I'm studying about EM-algorithm and on one point in my reference the author is taking a derivative of a function with respect to a matrix. Could someone explain how does one take the derivative of a function with respect to a matrix…I don't understand the idea. For example, lets say we have a multidimensional Gaussian function:
$$f(\textbf{x}, \Sigma, \boldsymbol \mu) = \frac{1}{\sqrt{(2\pi)^k |\Sigma|}}\exp\left( -\frac{1}{2}(\textbf{x}-\boldsymbol \mu)^T\Sigma^{-1}(\textbf{x}-\boldsymbol \mu)\right),$$
where $\textbf{x} = (x_1, …, x_n)$, $\;\;x_i \in \mathbb R$, $\;\;\boldsymbol \mu = (\mu_1, …, \mu_n)$, $\;\;\mu_i \in \mathbb R$ and $\Sigma$ is the $n\times n$ covariance matrix.
How would one calculate $\displaystyle \frac{\partial f}{\partial \Sigma}$? What about $\displaystyle \frac{\partial f}{\partial \boldsymbol \mu}$ or $\displaystyle \frac{\partial f}{\partial \textbf{x}}$ (Aren't these two actually just special cases of the first one)?
Thnx for any help. If you're wondering where I got this question in my mind, I got it from reading this reference: (page 14)
http://ptgmedia.pearsoncmg.com/images/0131478249/samplechapter/0131478249_ch03.pdf
UPDATE:
I added the particular part from my reference here if someone is interested 🙂 I highlighted the parts where I got confused, namely the part where the author takes the derivative with respect to a matrix (the sigma in the picture is also a covariance matrix. The author is estimating the optimal parameters for Gaussian mixture model, by using the EM-algorithm):
$Q(\theta|\theta_n)\equiv E_Z\{\log p(Z,X|\theta)|X,\theta_n\}$
Best Answer
It's not the derivative with respect to a matrix really. It's the derivative of $f$ with respect to each element of a matrix and the result is a matrix.
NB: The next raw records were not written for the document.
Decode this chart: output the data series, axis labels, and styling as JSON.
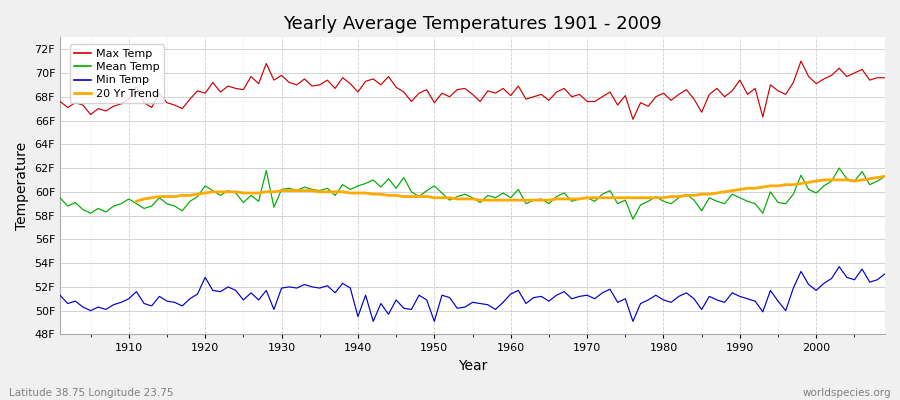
{
  "title": "Yearly Average Temperatures 1901 - 2009",
  "xlabel": "Year",
  "ylabel": "Temperature",
  "footnote_left": "Latitude 38.75 Longitude 23.75",
  "footnote_right": "worldspecies.org",
  "years": [
    1901,
    1902,
    1903,
    1904,
    1905,
    1906,
    1907,
    1908,
    1909,
    1910,
    1911,
    1912,
    1913,
    1914,
    1915,
    1916,
    1917,
    1918,
    1919,
    1920,
    1921,
    1922,
    1923,
    1924,
    1925,
    1926,
    1927,
    1928,
    1929,
    1930,
    1931,
    1932,
    1933,
    1934,
    1935,
    1936,
    1937,
    1938,
    1939,
    1940,
    1941,
    1942,
    1943,
    1944,
    1945,
    1946,
    1947,
    1948,
    1949,
    1950,
    1951,
    1952,
    1953,
    1954,
    1955,
    1956,
    1957,
    1958,
    1959,
    1960,
    1961,
    1962,
    1963,
    1964,
    1965,
    1966,
    1967,
    1968,
    1969,
    1970,
    1971,
    1972,
    1973,
    1974,
    1975,
    1976,
    1977,
    1978,
    1979,
    1980,
    1981,
    1982,
    1983,
    1984,
    1985,
    1986,
    1987,
    1988,
    1989,
    1990,
    1991,
    1992,
    1993,
    1994,
    1995,
    1996,
    1997,
    1998,
    1999,
    2000,
    2001,
    2002,
    2003,
    2004,
    2005,
    2006,
    2007,
    2008,
    2009
  ],
  "max_temp": [
    67.6,
    67.1,
    67.5,
    67.3,
    66.5,
    67.0,
    66.8,
    67.2,
    67.4,
    67.8,
    68.9,
    67.5,
    67.1,
    68.3,
    67.5,
    67.3,
    67.0,
    67.8,
    68.5,
    68.3,
    69.2,
    68.4,
    68.9,
    68.7,
    68.6,
    69.7,
    69.1,
    70.8,
    69.4,
    69.8,
    69.2,
    69.0,
    69.5,
    68.9,
    69.0,
    69.4,
    68.7,
    69.6,
    69.1,
    68.4,
    69.3,
    69.5,
    69.0,
    69.7,
    68.8,
    68.4,
    67.6,
    68.3,
    68.6,
    67.5,
    68.3,
    68.0,
    68.6,
    68.7,
    68.2,
    67.6,
    68.5,
    68.3,
    68.7,
    68.1,
    68.9,
    67.8,
    68.0,
    68.2,
    67.7,
    68.4,
    68.7,
    68.0,
    68.2,
    67.6,
    67.6,
    68.0,
    68.4,
    67.3,
    68.1,
    66.1,
    67.5,
    67.2,
    68.0,
    68.3,
    67.7,
    68.2,
    68.6,
    67.8,
    66.7,
    68.2,
    68.7,
    68.0,
    68.5,
    69.4,
    68.2,
    68.7,
    66.3,
    69.0,
    68.5,
    68.2,
    69.2,
    71.0,
    69.7,
    69.1,
    69.5,
    69.8,
    70.4,
    69.7,
    70.0,
    70.3,
    69.4,
    69.6,
    69.6
  ],
  "mean_temp": [
    59.5,
    58.8,
    59.1,
    58.5,
    58.2,
    58.6,
    58.3,
    58.8,
    59.0,
    59.4,
    59.0,
    58.6,
    58.8,
    59.5,
    59.0,
    58.8,
    58.4,
    59.2,
    59.6,
    60.5,
    60.1,
    59.7,
    60.1,
    59.9,
    59.1,
    59.7,
    59.2,
    61.8,
    58.7,
    60.2,
    60.3,
    60.1,
    60.4,
    60.2,
    60.1,
    60.3,
    59.7,
    60.6,
    60.2,
    60.5,
    60.7,
    61.0,
    60.4,
    61.1,
    60.3,
    61.2,
    60.0,
    59.6,
    60.1,
    60.5,
    59.9,
    59.3,
    59.6,
    59.8,
    59.5,
    59.1,
    59.7,
    59.5,
    59.9,
    59.5,
    60.2,
    59.0,
    59.3,
    59.4,
    59.0,
    59.6,
    59.9,
    59.2,
    59.4,
    59.5,
    59.2,
    59.8,
    60.1,
    59.0,
    59.3,
    57.7,
    58.9,
    59.2,
    59.6,
    59.2,
    59.0,
    59.5,
    59.8,
    59.3,
    58.4,
    59.5,
    59.2,
    59.0,
    59.8,
    59.5,
    59.2,
    59.0,
    58.2,
    60.0,
    59.1,
    59.0,
    59.8,
    61.4,
    60.2,
    59.9,
    60.5,
    60.9,
    62.0,
    61.1,
    60.9,
    61.7,
    60.6,
    60.9,
    61.3
  ],
  "min_temp": [
    51.3,
    50.6,
    50.8,
    50.3,
    50.0,
    50.3,
    50.1,
    50.5,
    50.7,
    51.0,
    51.6,
    50.6,
    50.4,
    51.2,
    50.8,
    50.7,
    50.4,
    51.0,
    51.4,
    52.8,
    51.7,
    51.6,
    52.0,
    51.7,
    50.9,
    51.5,
    50.9,
    51.7,
    50.1,
    51.9,
    52.0,
    51.9,
    52.2,
    52.0,
    51.9,
    52.1,
    51.5,
    52.3,
    51.9,
    49.5,
    51.3,
    49.1,
    50.6,
    49.7,
    50.9,
    50.2,
    50.1,
    51.3,
    50.9,
    49.1,
    51.3,
    51.1,
    50.2,
    50.3,
    50.7,
    50.6,
    50.5,
    50.1,
    50.7,
    51.4,
    51.7,
    50.6,
    51.1,
    51.2,
    50.8,
    51.3,
    51.6,
    51.0,
    51.2,
    51.3,
    51.0,
    51.5,
    51.8,
    50.7,
    51.0,
    49.1,
    50.6,
    50.9,
    51.3,
    50.9,
    50.7,
    51.2,
    51.5,
    51.0,
    50.1,
    51.2,
    50.9,
    50.7,
    51.5,
    51.2,
    51.0,
    50.8,
    49.9,
    51.7,
    50.8,
    50.0,
    51.9,
    53.3,
    52.2,
    51.7,
    52.3,
    52.7,
    53.7,
    52.8,
    52.6,
    53.5,
    52.4,
    52.6,
    53.1
  ],
  "trend_years": [
    1911,
    1912,
    1913,
    1914,
    1915,
    1916,
    1917,
    1918,
    1919,
    1920,
    1921,
    1922,
    1923,
    1924,
    1925,
    1926,
    1927,
    1928,
    1929,
    1930,
    1931,
    1932,
    1933,
    1934,
    1935,
    1936,
    1937,
    1938,
    1939,
    1940,
    1941,
    1942,
    1943,
    1944,
    1945,
    1946,
    1947,
    1948,
    1949,
    1950,
    1951,
    1952,
    1953,
    1954,
    1955,
    1956,
    1957,
    1958,
    1959,
    1960,
    1961,
    1962,
    1963,
    1964,
    1965,
    1966,
    1967,
    1968,
    1969,
    1970,
    1971,
    1972,
    1973,
    1974,
    1975,
    1976,
    1977,
    1978,
    1979,
    1980,
    1981,
    1982,
    1983,
    1984,
    1985,
    1986,
    1987,
    1988,
    1989,
    1990,
    1991,
    1992,
    1993,
    1994,
    1995,
    1996,
    1997,
    1998,
    1999,
    2000,
    2001,
    2002,
    2003,
    2004,
    2005,
    2006,
    2007,
    2008,
    2009
  ],
  "trend_values": [
    59.2,
    59.4,
    59.5,
    59.6,
    59.6,
    59.6,
    59.7,
    59.7,
    59.8,
    59.9,
    60.0,
    60.0,
    60.0,
    60.0,
    59.9,
    59.9,
    59.9,
    60.0,
    60.0,
    60.1,
    60.1,
    60.1,
    60.1,
    60.1,
    60.0,
    60.0,
    60.0,
    60.0,
    59.9,
    59.9,
    59.9,
    59.8,
    59.8,
    59.7,
    59.7,
    59.6,
    59.6,
    59.6,
    59.6,
    59.5,
    59.5,
    59.5,
    59.4,
    59.4,
    59.4,
    59.3,
    59.3,
    59.3,
    59.3,
    59.3,
    59.3,
    59.3,
    59.3,
    59.3,
    59.3,
    59.4,
    59.4,
    59.4,
    59.4,
    59.5,
    59.5,
    59.5,
    59.5,
    59.5,
    59.5,
    59.5,
    59.5,
    59.5,
    59.5,
    59.5,
    59.6,
    59.6,
    59.7,
    59.7,
    59.8,
    59.8,
    59.9,
    60.0,
    60.1,
    60.2,
    60.3,
    60.3,
    60.4,
    60.5,
    60.5,
    60.6,
    60.6,
    60.7,
    60.8,
    60.9,
    61.0,
    61.0,
    61.0,
    61.0,
    60.9,
    61.0,
    61.1,
    61.2,
    61.3
  ],
  "max_color": "#cc0000",
  "mean_color": "#00aa00",
  "min_color": "#0000cc",
  "trend_color": "#ffaa00",
  "bg_color": "#f0f0f0",
  "plot_bg_color": "#ffffff",
  "grid_major_color": "#cccccc",
  "grid_minor_color": "#e8e8e8",
  "ylim": [
    48,
    73
  ],
  "yticks": [
    48,
    50,
    52,
    54,
    56,
    58,
    60,
    62,
    64,
    66,
    68,
    70,
    72
  ],
  "ytick_labels": [
    "48F",
    "50F",
    "52F",
    "54F",
    "56F",
    "58F",
    "60F",
    "62F",
    "64F",
    "66F",
    "68F",
    "70F",
    "72F"
  ],
  "xticks": [
    1910,
    1920,
    1930,
    1940,
    1950,
    1960,
    1970,
    1980,
    1990,
    2000
  ],
  "title_fontsize": 13,
  "axis_label_fontsize": 10,
  "tick_fontsize": 8,
  "legend_fontsize": 8
}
Although the calculations are different, it is the same idea as a Jacobian matrix. Each entry is a derivative with respect to a different variable.
Same goes with $\frac{\partial f}{\partial \mu}$, it is a vector made of derivatives with respect to each element in $\mu$.
You could think of them as $$\bigg[\frac{\partial f}{\partial \Sigma}\bigg]_{i,j} = \frac{\partial f}{\partial \sigma^2_{i,j}} \qquad \text{and}\qquad \bigg[\frac{\partial f}{\partial \mu}\bigg]_i = \frac{\partial f}{\partial \mu_i}$$ where $\sigma^2_{i,j}$ is the $(i,j)$th covariance in $\Sigma$ and $\mu_i$ is the $i$th element of the mean vector $\mu$.